Australia’s bloated superannuation sector was a major beneficiary of last night’s federal budget.

Not only did the budget keep the scheduled rise in the superannuation guarantee (SG) to 12% in place, but it also:

  • removed the current $450 per month minimum income threshold for the superannuation guarantee;
  • removed the work test for older Australians to make voluntary contributions to superannuation; and
  • allowed those aged over 60 to contribute up to $300,000 into their superannuation if they downsize their home.

The inevitable result is that more funds will now flow into the superannuation system, increasing the sector’s size relative to the economy.

In fact, a report by actuaries Rice Warner, reported in The Australian, estimated that the superannuation sector will grow in size from around 140% of the Australian economy today to 180% of the economy in the 2040s.

The upcoming o.5% increase in the SG to 10% alone will reportedly “see an extra $5bn a year-plus flow into the sector”.

18 months ago, Dr Cameron Murray – co-author of the book Game of Mates – estimated that the number of people employed in the superannuation sector, as well as its cost, rivals that of Australia’s total armed forces:

Since 2012 the number of jobs in the super sector has climbed steadily from 48,000 to 55,200 in 2018, while the number of permanent defence force personnel has flatlined around 58,000…

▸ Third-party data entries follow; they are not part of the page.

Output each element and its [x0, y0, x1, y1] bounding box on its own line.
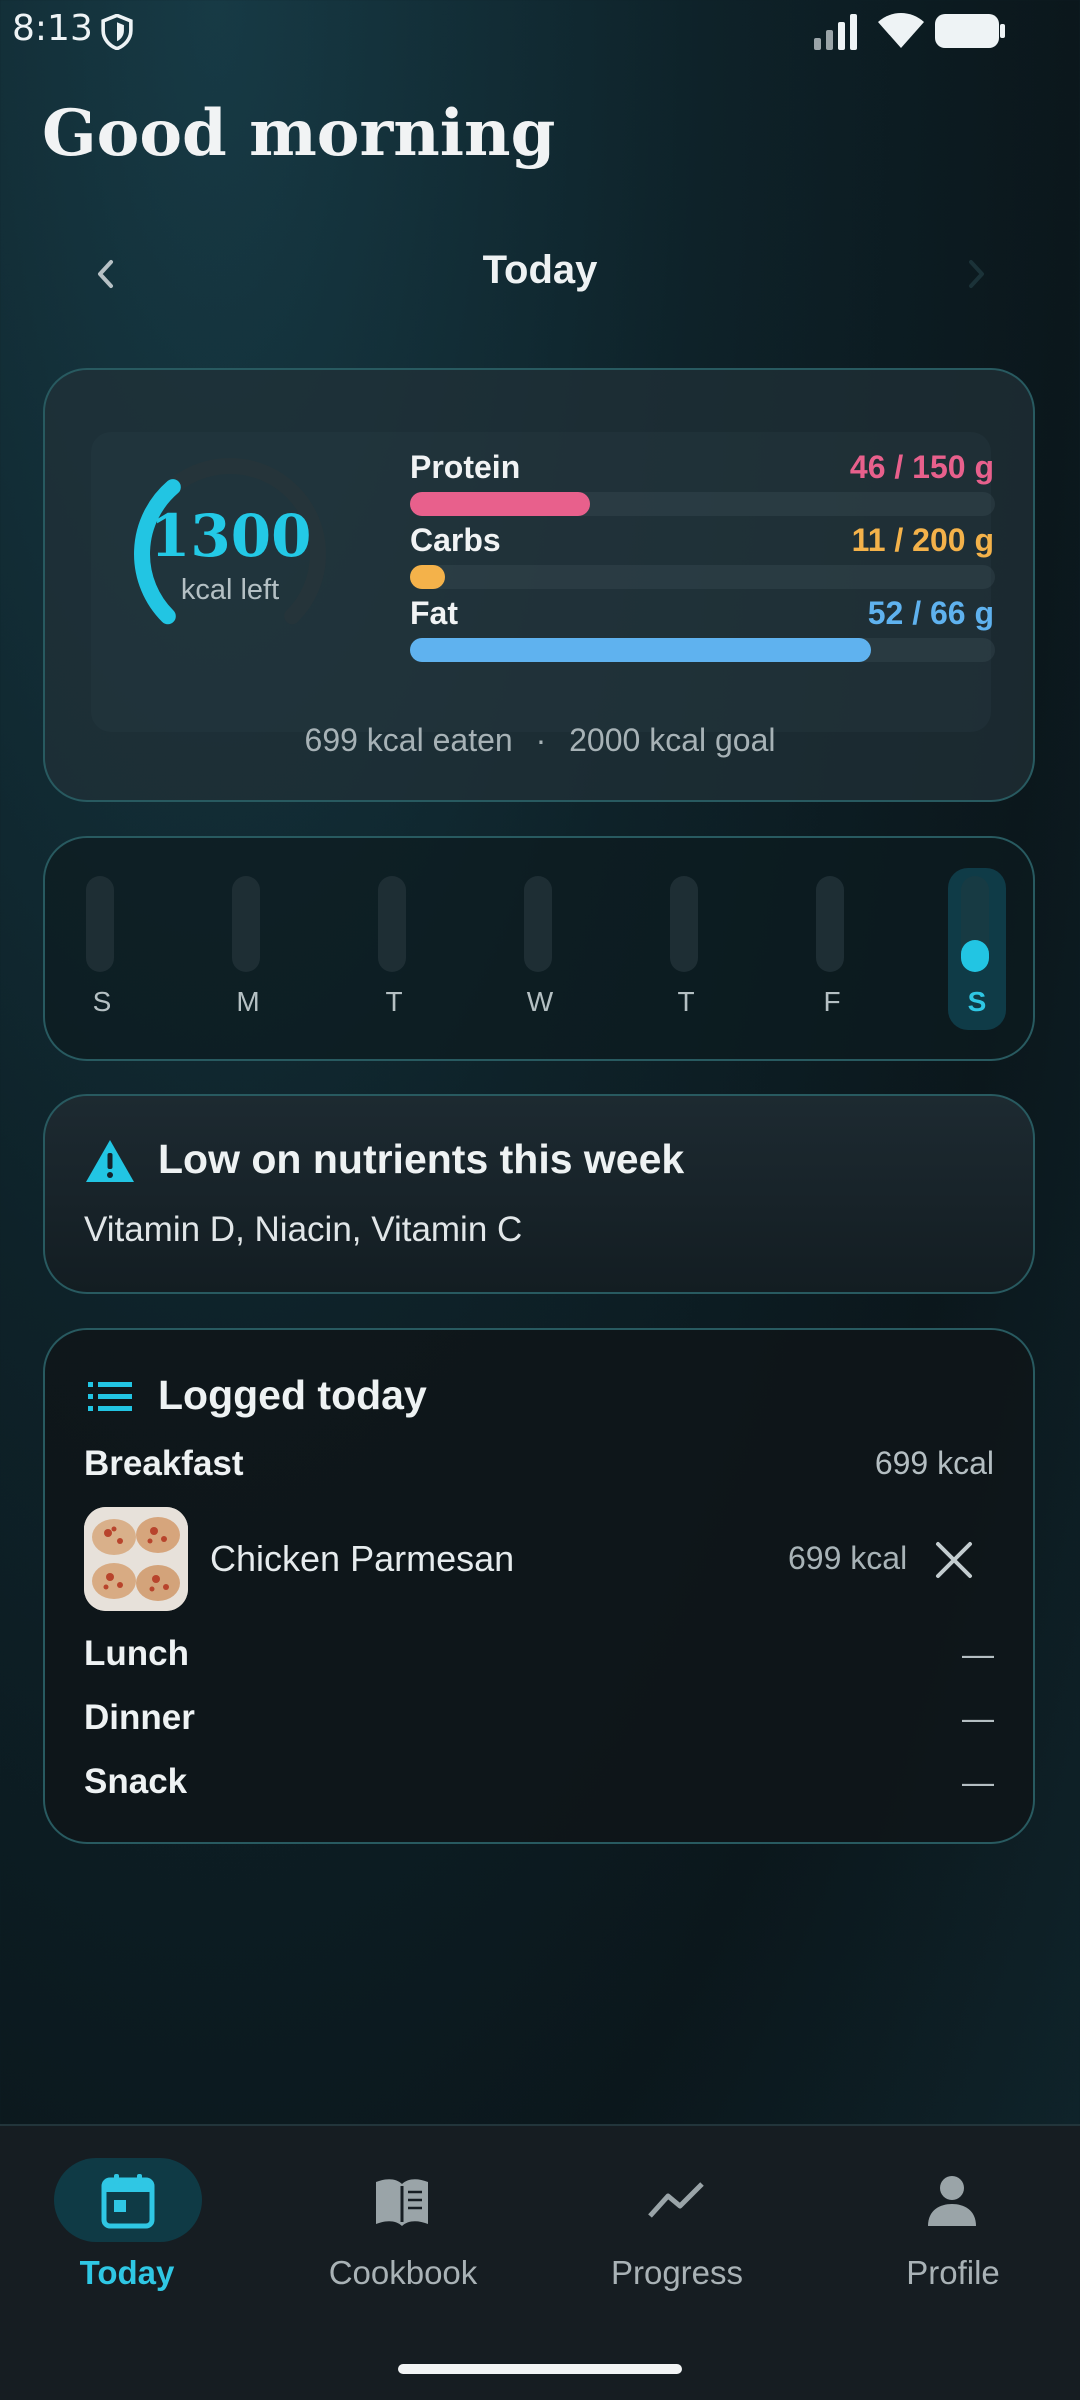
tab-profile-label: Profile [906, 2254, 1000, 2291]
signal-icon [814, 14, 857, 50]
warning-icon [86, 1140, 134, 1182]
meal-lunch-label: Lunch [84, 1634, 189, 1673]
day-label: F [823, 986, 841, 1017]
day-mon[interactable]: M [218, 876, 278, 1036]
day-bar [816, 876, 844, 972]
day-label: W [526, 986, 554, 1017]
day-bar [232, 876, 260, 972]
day-bar [670, 876, 698, 972]
book-icon [376, 2179, 428, 2226]
status-bar: 8:13 [0, 0, 1080, 62]
meal-dinner-kcal: — [962, 1700, 994, 1736]
macro-fat-value: 52 / 66 g [867, 595, 994, 631]
day-sun[interactable]: S [72, 876, 132, 1036]
macro-protein-bar [410, 492, 995, 516]
macro-protein-bar-fill [410, 492, 590, 516]
meal-dinner-label: Dinner [84, 1698, 195, 1737]
meal-snack-kcal: — [962, 1764, 994, 1800]
greeting-title: Good morning [42, 96, 556, 171]
food-thumbnail [84, 1507, 188, 1611]
day-bar [524, 876, 552, 972]
day-label: T [385, 986, 403, 1017]
day-bar [86, 876, 114, 972]
day-label: M [236, 986, 260, 1017]
day-label: S [92, 986, 112, 1017]
macro-carbs-label: Carbs [410, 522, 501, 558]
nutrient-alert-card[interactable] [43, 1094, 1035, 1294]
meal-breakfast-label: Breakfast [84, 1444, 244, 1483]
battery-icon [935, 14, 1005, 48]
meal-lunch-kcal: — [962, 1636, 994, 1672]
person-icon [928, 2176, 976, 2226]
wifi-icon [878, 13, 924, 48]
summary-footer: 699 kcal eaten · 2000 kcal goal [0, 722, 1080, 759]
chevron-right-icon[interactable] [952, 250, 1000, 298]
macro-fat-label: Fat [410, 595, 458, 631]
date-title: Today [482, 248, 598, 292]
macro-carbs-value: 11 / 200 g [851, 522, 994, 558]
date-navigator: Today [0, 236, 1080, 312]
shield-icon [101, 14, 133, 50]
remove-item-button[interactable] [930, 1536, 978, 1584]
status-time: 8:13 [12, 8, 93, 49]
footer-separator: · [535, 722, 547, 758]
macro-protein-label: Protein [410, 449, 521, 485]
meal-snack-label: Snack [84, 1762, 188, 1801]
food-item-kcal: 699 kcal [788, 1540, 908, 1576]
macro-fat-bar-fill [410, 638, 871, 662]
day-bar [378, 876, 406, 972]
day-bar [961, 876, 989, 972]
tab-cookbook-label: Cookbook [328, 2254, 478, 2291]
food-item-name[interactable]: Chicken Parmesan [210, 1538, 514, 1580]
close-icon [936, 1542, 972, 1578]
day-bar-fill [961, 940, 989, 972]
macro-carbs-bar [410, 565, 995, 589]
tab-progress-label: Progress [610, 2254, 744, 2291]
tab-today-label: Today [79, 2254, 175, 2291]
kcal-goal: 2000 kcal goal [569, 722, 776, 758]
kcal-left-value: 1300 [150, 502, 312, 570]
macro-fat-bar [410, 638, 995, 662]
macro-protein-value: 46 / 150 g [849, 449, 994, 485]
day-sat[interactable]: S [947, 876, 1007, 1036]
kcal-eaten: 699 kcal eaten [304, 722, 513, 758]
calendar-icon [101, 2174, 155, 2229]
chicken-parmesan-image [84, 1507, 188, 1611]
day-label: T [677, 986, 695, 1017]
macro-carbs-bar-fill [410, 565, 446, 589]
home-indicator[interactable] [398, 2364, 682, 2374]
meal-breakfast-kcal: 699 kcal [874, 1445, 994, 1481]
day-fri[interactable]: F [802, 876, 862, 1036]
alert-body: Vitamin D, Niacin, Vitamin C [84, 1210, 523, 1249]
day-wed[interactable]: W [510, 876, 570, 1036]
day-label: S [967, 986, 987, 1017]
kcal-left-label: kcal left [180, 574, 280, 606]
day-tue[interactable]: T [364, 876, 424, 1036]
day-thu[interactable]: T [656, 876, 716, 1036]
alert-title: Low on nutrients this week [158, 1136, 685, 1182]
logged-title: Logged today [158, 1372, 427, 1418]
list-icon [88, 1382, 132, 1411]
trending-icon [648, 2182, 704, 2218]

“Super fees in 2018 were $34bn, compared to $36bn for the total defence force, but that figure includes a 19,000 strong defence bureaucracy and army reservists”… [It is] “madness to waste vast economic resources on an unnecessary accounting exercise”…

Only 33,000 staff work at the Department of Human Services, which administers the age pension along with all national welfare programs, including Medicare, Dr Murray said.

“This comprehensive welfare system costs just $6bn per year to manage — one-sixth the management cost of superannuation”…

By syphoning more of Australian’s money into superannuation, the system is about to get even more bloated and inefficient.

Unconventional Economist

Comments

  1. Ronin8317MEMBER

    Superannuation will be raided when the budget deficit becomes unsustainable. That’s why they want it to become bigger.

  2. Funny how the public pension is more efficient than the privatised pension. We have had nearly 30 years of a privatised system, time for the post implementation review. If it works as the proponents said it would we should be seeing large proportion of people going from full to partial pensions. If not, it is a failed experiment and should be wound up. We have the aged pension , so need to ensure it is fair and well targeted.

  3. The removal of the $450 SG limit is outrageous

    So now the lowest of the low paid, who need every cent for current consumption, will have to pay almost 10% of their pay into the superannuation system, to be gobbled up by fees and likely of no benefit to them in retirement. And as we know, every reputable study shows it does come at the expense of future wage increases. It is not a gift from the employer

  4. alwaysanonMEMBER

    Does anybody know how increasing this to 12% impacts the Division 293 thing (https://www.ato.gov.au/individuals/super/in-detail/growing-your-super/division-293-tax—information-for-individuals/).

    Admittedly I am a high income earner but every year I get this bill from the ATO for like ~$3k which I can elect to pay out of my super – I guess for putting too much into super at the mandatory 9%? If they are increasing this to 12% will it all just get eaten up by Div 293 for me?

    • It can’t all get eaten up by Div 293. It is an additional tax rate of 15% on your super contributions. So if you make an extra 2% contribution 15% goes in regular contributions tax and another 15% in Div 293 tax.